During the few days that both Wright Saffle and Will Sheffey were in custody for the attack on the Poes, the Sheriff and ex-Sheriff squared off. Political rivals through and through, Pate and McCampbell stood in opposite camps when it came to the latest crime. Pate believed Saffle had attacked Clyde and Lora and that it was a single crime born out of jealousy. McCampbell was convinced that Sheffey was the Marauder, responsible for up to forty-four break-ins. Sheffey’s defense team would attempt to argue that their client was caught in the crossfire of political enmity between the men.
Among the oddities revealed in the steps leading up to Sheffey’s trial was that J. W. Poe, father of Clyde, testified that he had been offered $1000 to not press the case against Wright Saffle after the Poes were attacked. He said the man who offered him the money was named John Strickland and that he had no idea what Strickland’s connection to the Saffles might have been. Nevertheless, he refused the offer and pressed charges. Defense attorneys for Sheffey introduced this evidence in order to revive suspicion against Saffle and create doubt around the charges Sheffey faced. Other supporters told the media that Mrs. Poe had first suspected Wright Saffle therefore he had to be the guilty party. Saffle, however, had a solid alibi for the night of the attack and the grand jury dismissed the charges.
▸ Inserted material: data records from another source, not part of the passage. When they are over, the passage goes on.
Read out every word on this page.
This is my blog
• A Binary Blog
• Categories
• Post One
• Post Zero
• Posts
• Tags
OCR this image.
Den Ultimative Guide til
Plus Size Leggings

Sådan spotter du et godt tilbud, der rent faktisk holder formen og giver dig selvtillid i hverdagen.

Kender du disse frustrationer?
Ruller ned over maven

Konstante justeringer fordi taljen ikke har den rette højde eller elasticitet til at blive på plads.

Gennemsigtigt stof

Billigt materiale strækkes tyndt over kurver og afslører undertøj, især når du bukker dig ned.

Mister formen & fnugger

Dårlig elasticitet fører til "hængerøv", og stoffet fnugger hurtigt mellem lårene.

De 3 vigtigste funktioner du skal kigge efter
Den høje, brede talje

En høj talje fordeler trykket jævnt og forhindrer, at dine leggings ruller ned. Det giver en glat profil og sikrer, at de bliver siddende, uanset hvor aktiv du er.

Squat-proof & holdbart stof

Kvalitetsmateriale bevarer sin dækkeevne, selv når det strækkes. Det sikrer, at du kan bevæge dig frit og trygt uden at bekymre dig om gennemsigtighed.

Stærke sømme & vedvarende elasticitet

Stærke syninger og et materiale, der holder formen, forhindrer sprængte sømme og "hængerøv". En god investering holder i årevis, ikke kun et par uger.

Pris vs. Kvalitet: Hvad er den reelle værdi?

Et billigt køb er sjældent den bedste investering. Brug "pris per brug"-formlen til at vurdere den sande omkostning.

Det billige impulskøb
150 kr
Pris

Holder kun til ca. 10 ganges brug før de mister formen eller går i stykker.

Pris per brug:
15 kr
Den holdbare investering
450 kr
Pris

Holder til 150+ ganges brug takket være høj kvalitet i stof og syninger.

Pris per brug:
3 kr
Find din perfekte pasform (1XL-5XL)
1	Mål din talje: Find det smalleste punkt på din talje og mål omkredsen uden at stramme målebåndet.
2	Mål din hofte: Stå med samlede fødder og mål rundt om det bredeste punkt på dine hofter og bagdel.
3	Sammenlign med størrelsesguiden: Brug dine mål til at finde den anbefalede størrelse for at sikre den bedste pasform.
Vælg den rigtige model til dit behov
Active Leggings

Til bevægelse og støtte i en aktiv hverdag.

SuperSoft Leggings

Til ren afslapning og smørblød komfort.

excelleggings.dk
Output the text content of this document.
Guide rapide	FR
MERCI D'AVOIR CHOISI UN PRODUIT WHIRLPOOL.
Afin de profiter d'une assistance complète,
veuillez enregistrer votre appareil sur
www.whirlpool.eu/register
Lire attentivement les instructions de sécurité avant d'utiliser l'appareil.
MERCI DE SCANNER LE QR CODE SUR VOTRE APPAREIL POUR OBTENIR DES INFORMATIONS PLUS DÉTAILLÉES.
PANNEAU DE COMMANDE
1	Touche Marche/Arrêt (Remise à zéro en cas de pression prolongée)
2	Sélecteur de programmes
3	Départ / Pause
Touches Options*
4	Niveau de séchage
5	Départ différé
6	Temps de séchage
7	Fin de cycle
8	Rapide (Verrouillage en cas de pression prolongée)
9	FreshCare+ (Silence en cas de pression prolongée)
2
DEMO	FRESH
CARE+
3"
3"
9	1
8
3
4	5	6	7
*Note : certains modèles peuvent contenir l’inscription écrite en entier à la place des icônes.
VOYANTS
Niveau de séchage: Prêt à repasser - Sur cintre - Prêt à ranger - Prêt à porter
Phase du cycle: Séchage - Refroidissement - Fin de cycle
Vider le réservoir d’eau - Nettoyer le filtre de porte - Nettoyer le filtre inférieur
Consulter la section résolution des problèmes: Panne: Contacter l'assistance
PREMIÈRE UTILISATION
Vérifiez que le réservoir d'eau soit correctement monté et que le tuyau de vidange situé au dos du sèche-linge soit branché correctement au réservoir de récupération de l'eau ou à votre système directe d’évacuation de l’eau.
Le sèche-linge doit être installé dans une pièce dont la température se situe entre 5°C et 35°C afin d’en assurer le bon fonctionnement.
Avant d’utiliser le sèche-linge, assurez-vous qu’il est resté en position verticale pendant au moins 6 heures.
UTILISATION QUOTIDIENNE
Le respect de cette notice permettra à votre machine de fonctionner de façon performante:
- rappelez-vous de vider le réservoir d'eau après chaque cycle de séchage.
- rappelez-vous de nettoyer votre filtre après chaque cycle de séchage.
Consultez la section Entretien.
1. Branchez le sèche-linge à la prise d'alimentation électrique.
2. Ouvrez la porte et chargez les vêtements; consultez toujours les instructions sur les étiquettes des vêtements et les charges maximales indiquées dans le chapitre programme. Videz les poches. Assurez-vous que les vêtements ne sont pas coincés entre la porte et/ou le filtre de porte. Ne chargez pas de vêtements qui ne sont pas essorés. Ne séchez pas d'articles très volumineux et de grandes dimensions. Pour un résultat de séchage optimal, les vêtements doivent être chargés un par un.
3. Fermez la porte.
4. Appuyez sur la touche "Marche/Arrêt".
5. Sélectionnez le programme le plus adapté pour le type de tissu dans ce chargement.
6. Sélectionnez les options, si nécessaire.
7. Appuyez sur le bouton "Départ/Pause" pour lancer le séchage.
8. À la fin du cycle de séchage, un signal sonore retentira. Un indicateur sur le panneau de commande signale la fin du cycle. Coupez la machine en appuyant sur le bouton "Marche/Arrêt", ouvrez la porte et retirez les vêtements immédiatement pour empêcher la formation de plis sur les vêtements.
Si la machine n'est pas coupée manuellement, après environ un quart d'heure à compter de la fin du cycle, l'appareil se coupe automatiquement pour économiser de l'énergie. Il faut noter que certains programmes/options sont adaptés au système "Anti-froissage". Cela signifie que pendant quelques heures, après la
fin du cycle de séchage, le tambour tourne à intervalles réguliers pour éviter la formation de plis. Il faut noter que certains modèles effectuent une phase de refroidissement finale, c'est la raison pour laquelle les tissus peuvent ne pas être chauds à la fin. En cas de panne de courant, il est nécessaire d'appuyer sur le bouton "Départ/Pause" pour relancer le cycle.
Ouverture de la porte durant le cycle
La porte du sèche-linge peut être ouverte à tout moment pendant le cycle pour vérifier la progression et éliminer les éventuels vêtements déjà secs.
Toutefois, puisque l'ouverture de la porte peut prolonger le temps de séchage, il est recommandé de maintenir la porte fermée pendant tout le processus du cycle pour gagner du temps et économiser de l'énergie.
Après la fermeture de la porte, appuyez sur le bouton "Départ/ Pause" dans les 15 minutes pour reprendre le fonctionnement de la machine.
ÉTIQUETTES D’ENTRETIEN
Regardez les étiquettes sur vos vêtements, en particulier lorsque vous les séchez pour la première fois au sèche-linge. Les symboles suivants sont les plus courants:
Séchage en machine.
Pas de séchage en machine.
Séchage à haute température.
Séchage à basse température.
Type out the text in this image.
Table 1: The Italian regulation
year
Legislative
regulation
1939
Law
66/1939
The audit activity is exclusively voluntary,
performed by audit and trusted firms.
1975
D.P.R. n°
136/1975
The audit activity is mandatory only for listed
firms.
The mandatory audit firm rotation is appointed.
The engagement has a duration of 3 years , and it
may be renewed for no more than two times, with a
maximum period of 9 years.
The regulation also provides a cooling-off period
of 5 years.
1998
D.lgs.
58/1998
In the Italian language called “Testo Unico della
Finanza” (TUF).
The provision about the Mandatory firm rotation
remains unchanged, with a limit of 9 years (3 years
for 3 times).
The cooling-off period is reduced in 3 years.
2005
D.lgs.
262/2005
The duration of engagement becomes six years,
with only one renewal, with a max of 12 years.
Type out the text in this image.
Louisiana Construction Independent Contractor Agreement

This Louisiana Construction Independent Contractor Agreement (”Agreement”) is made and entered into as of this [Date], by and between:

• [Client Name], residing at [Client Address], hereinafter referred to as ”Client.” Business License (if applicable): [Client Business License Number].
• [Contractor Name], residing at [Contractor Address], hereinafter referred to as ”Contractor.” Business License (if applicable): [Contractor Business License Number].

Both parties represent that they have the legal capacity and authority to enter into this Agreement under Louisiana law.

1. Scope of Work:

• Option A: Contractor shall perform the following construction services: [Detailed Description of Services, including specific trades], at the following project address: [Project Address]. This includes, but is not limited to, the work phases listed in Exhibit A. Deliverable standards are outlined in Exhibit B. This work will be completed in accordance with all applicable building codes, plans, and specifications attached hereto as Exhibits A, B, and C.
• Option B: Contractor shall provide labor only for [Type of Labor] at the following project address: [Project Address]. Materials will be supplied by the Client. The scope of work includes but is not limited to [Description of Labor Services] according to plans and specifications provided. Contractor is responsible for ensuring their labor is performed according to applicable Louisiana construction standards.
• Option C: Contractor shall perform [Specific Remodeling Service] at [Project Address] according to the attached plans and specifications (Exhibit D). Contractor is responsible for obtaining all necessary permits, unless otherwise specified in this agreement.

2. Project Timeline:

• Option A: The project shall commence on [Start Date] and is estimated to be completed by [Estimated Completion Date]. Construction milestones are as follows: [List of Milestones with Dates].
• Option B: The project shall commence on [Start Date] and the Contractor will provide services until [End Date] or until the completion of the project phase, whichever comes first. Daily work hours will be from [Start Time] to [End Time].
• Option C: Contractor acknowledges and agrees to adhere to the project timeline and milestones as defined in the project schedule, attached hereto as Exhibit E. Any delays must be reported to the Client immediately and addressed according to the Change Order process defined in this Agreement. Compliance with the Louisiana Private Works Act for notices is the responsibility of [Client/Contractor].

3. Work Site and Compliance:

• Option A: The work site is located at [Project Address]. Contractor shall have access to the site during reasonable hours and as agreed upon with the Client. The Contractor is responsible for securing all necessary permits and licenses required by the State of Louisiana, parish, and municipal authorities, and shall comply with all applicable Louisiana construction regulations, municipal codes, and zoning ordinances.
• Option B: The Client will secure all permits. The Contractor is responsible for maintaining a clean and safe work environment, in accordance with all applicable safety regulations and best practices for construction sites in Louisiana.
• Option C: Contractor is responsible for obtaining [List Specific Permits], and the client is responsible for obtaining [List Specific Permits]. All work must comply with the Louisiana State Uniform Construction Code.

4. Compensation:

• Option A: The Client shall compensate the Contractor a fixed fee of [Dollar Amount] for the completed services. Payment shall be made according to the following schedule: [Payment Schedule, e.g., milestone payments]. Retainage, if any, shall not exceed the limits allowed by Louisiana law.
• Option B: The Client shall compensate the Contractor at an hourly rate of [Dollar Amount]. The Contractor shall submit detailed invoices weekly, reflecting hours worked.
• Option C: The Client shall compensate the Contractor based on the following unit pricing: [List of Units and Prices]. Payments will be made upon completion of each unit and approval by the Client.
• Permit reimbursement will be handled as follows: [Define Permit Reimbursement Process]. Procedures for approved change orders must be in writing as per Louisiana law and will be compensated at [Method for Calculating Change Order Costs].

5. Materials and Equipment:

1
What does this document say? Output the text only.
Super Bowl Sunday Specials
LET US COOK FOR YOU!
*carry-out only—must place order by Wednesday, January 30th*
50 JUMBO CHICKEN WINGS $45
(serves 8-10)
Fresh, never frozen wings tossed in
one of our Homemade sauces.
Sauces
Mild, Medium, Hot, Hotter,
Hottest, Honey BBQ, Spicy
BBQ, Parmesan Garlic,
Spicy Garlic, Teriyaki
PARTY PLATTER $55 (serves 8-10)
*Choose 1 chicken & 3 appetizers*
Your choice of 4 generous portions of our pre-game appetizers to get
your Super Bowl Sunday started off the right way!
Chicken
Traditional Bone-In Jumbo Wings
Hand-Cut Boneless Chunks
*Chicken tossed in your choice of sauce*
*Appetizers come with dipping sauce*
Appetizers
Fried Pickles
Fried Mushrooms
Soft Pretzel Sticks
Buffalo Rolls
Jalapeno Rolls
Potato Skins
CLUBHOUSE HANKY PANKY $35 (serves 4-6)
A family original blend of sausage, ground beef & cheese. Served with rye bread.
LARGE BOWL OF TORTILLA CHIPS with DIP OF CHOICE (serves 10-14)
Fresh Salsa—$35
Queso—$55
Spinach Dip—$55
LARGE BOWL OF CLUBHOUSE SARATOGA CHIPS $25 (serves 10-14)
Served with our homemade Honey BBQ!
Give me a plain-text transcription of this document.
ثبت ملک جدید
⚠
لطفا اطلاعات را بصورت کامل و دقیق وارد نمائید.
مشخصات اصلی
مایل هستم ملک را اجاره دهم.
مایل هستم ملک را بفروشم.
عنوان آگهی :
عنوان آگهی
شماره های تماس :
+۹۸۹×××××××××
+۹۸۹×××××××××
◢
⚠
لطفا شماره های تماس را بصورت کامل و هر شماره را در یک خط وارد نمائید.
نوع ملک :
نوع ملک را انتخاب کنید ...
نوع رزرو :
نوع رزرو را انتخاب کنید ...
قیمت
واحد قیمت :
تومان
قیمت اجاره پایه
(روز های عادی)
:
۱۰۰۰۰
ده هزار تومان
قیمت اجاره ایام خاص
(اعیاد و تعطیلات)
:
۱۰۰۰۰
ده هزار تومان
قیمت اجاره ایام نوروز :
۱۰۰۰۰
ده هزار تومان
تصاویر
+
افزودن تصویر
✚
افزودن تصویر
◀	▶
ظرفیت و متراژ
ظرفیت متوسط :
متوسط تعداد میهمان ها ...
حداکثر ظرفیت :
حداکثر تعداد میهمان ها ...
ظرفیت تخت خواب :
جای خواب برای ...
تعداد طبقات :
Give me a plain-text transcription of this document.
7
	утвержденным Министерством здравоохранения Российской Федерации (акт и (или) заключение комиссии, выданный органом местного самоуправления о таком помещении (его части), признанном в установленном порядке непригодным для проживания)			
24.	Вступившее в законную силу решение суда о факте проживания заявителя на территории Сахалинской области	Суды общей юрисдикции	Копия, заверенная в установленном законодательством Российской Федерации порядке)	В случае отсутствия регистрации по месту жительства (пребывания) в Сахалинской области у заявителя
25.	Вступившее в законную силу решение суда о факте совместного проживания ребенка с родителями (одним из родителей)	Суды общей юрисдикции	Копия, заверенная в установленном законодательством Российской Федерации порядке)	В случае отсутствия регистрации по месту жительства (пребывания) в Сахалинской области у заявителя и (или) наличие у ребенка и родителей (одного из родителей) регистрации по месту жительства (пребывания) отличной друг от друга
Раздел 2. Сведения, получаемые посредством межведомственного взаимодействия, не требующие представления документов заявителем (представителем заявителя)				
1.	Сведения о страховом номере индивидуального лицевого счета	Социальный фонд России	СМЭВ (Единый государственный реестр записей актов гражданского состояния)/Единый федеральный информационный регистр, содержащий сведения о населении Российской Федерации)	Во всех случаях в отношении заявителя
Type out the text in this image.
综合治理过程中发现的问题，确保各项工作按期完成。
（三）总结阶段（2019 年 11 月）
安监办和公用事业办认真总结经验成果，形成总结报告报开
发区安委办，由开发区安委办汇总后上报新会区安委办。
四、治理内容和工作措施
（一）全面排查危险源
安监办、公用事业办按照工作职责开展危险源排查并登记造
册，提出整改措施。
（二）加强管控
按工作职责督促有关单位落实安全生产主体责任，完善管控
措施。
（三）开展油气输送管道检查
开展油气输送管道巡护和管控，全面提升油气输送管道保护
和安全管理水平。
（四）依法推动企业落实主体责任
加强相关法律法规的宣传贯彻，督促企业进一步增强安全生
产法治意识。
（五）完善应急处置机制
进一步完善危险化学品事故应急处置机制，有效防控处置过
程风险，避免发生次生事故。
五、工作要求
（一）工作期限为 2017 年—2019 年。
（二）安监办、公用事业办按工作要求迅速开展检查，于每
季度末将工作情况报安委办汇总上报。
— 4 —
Reports at the end of April were all over the place. Apparently, Hinrichsen and the prosecution were even out in the county looking for a cave near Louisville at “Sheep’s Pen Bluff” and rumored to be a hiding place for guns used in illicit acts. The defense, in the meantime, refused to make any other statement but that “some of the best citizens of the county” were prepared to give the suspect the perfect alibi for the night of one of the murders. In the meantime, Sheffey’s siblings made time to visit him in Loudon as often as they could.
On April 23, it was reported that Mrs. Poe, Mrs. Wells, and Mrs. Reagan were brought to the Loudon jail to take an opportunity to pick Sheffey out of a line-up. Understand, this “line-up” was not at all the sort of thing one would expect to take place today. Law enforcement did not yet have one-way mirrors to protect victims as they looked upon the suspects. Instead, the suspect and several other men were brought to a clinic where the prisoners were told they were being checked for some kind of fabricated illness. The women were positioned outside a clinic room as each prisoner was asked to speak at varying levels of volume. Then, the women were seated in the lobby to watch as the men were led out of the hospital. All three women identified Sheffey by his voice and also by his appearance. But, of course, the defense would have a field day at trial with the irregularities in this identification set-up.
At long last, a trial date was announced. Will D. Sheffey would be tried for murder and assault in the upcoming Circuit Court session in August, 1925. Both sides prepared for battle.